Bene: questo si capisce, ma penso che molti dei regionalismi nel senso della definizione precedente siano anche dei dialettalismi. E, a quanto pare (non ho fatto un controllo esaustivo), gli esempi di dialettalismi del libro di Dardano e Trifone non sono marcati con "dial." nei vocabolari. Per queste ragioni non mi è chiara la distinzione che se ne fa nei dizionari. Me la sapreste spiegare?
Per esempio, come si spiegava in questa risposta, il Grande dizionario della lingua italiana dà "sverso" come regionalismo, ma spiega anche che provviene del piemontese "svers", quindi, in questo senso, sarebbe anche un dialettalismo. Invece, questo stesso dizionario dà, per esempio, i vocaboli "diacciera" e "bavarola" come dialettalismi e indica che si tratta di una voce toscana il primo e di una voce romanesca il secondo.

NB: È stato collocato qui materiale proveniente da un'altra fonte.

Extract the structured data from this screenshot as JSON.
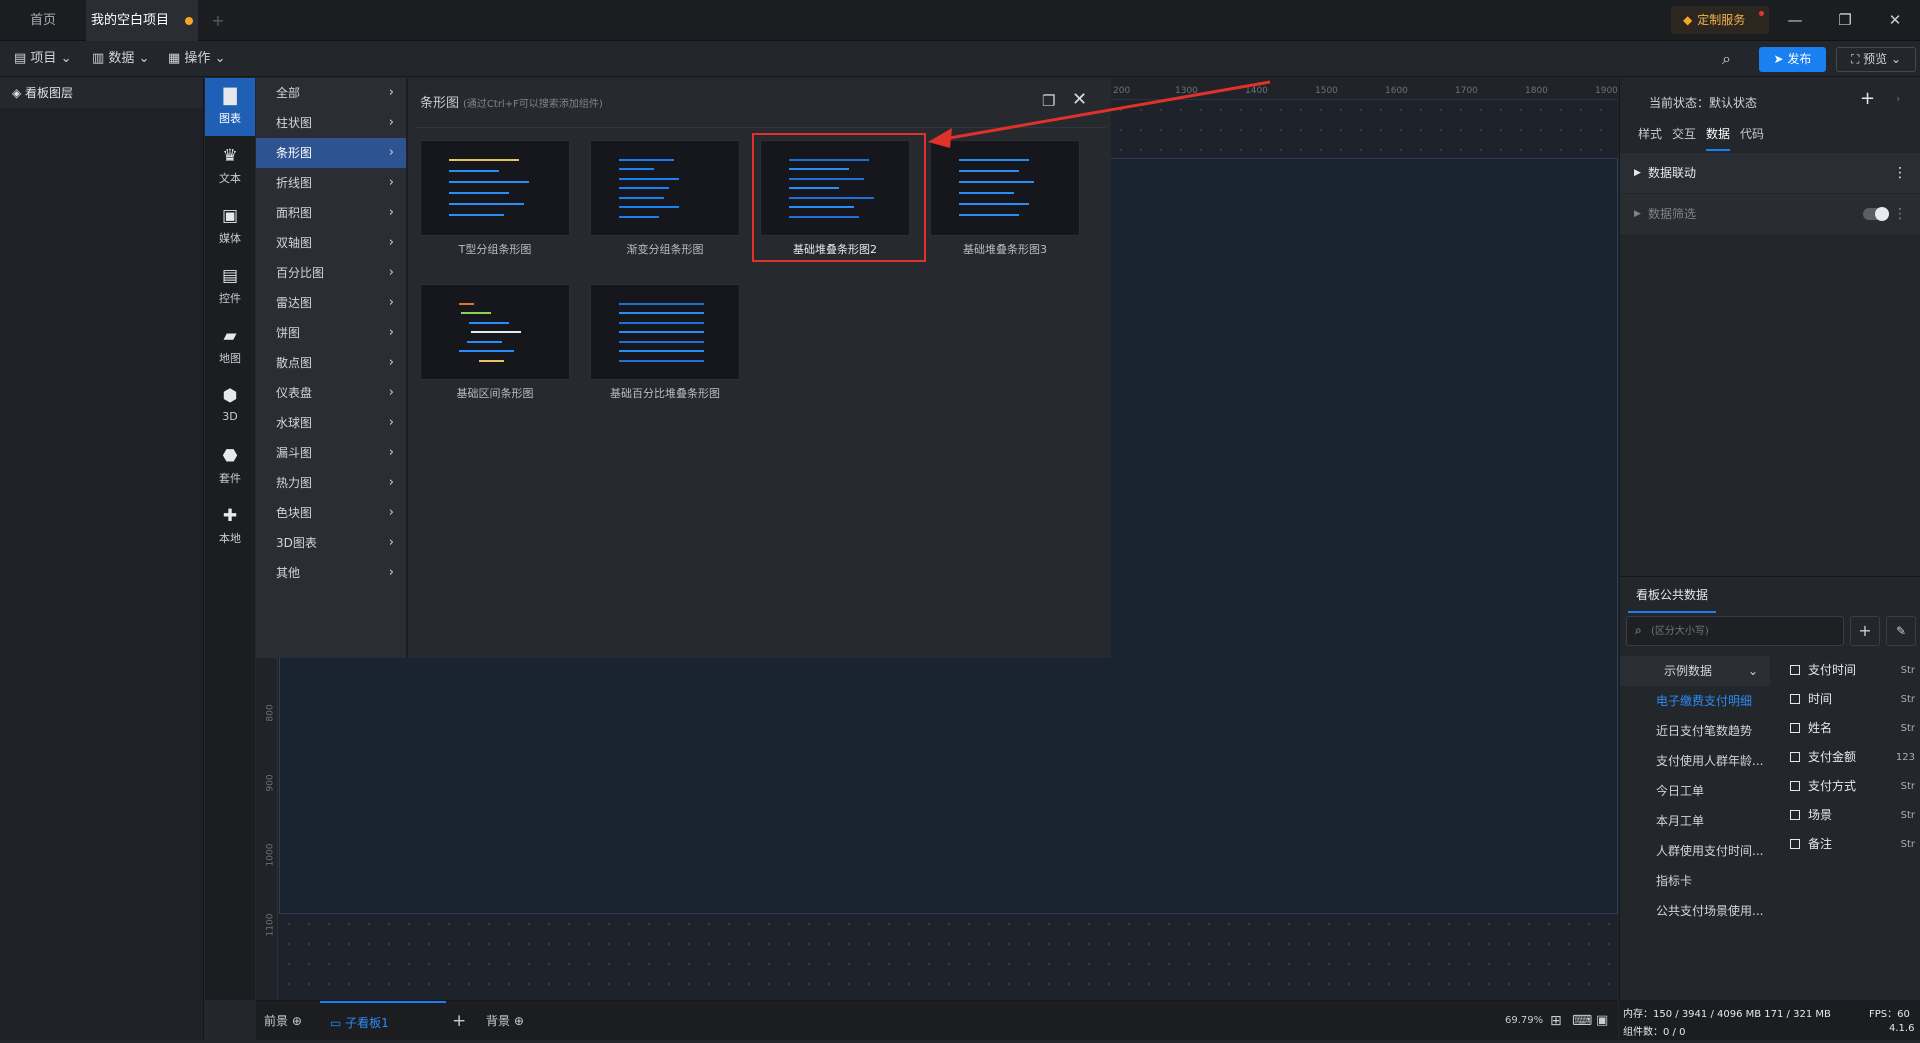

Capisco che, come ha detto @DaG in un suo commento, quando il dizionario indica che un termine di origine dialettale è un regionalismo, s'intenda che sia entrato a far parte dell'italiano regionale di una certa zona geografica. Allora, prendendo uno degli esempi precedenti, se "bavarola" è un dialettalismo ma non è un regionalismo, cioè, non è entrato a far parte dell'italiano regionale di Roma, significa che ha un uso più ristretto, cioè, che si trova soltanto nell'italiano di alcune persone (come Moravia) che l'adoperano per influenza del romanesco?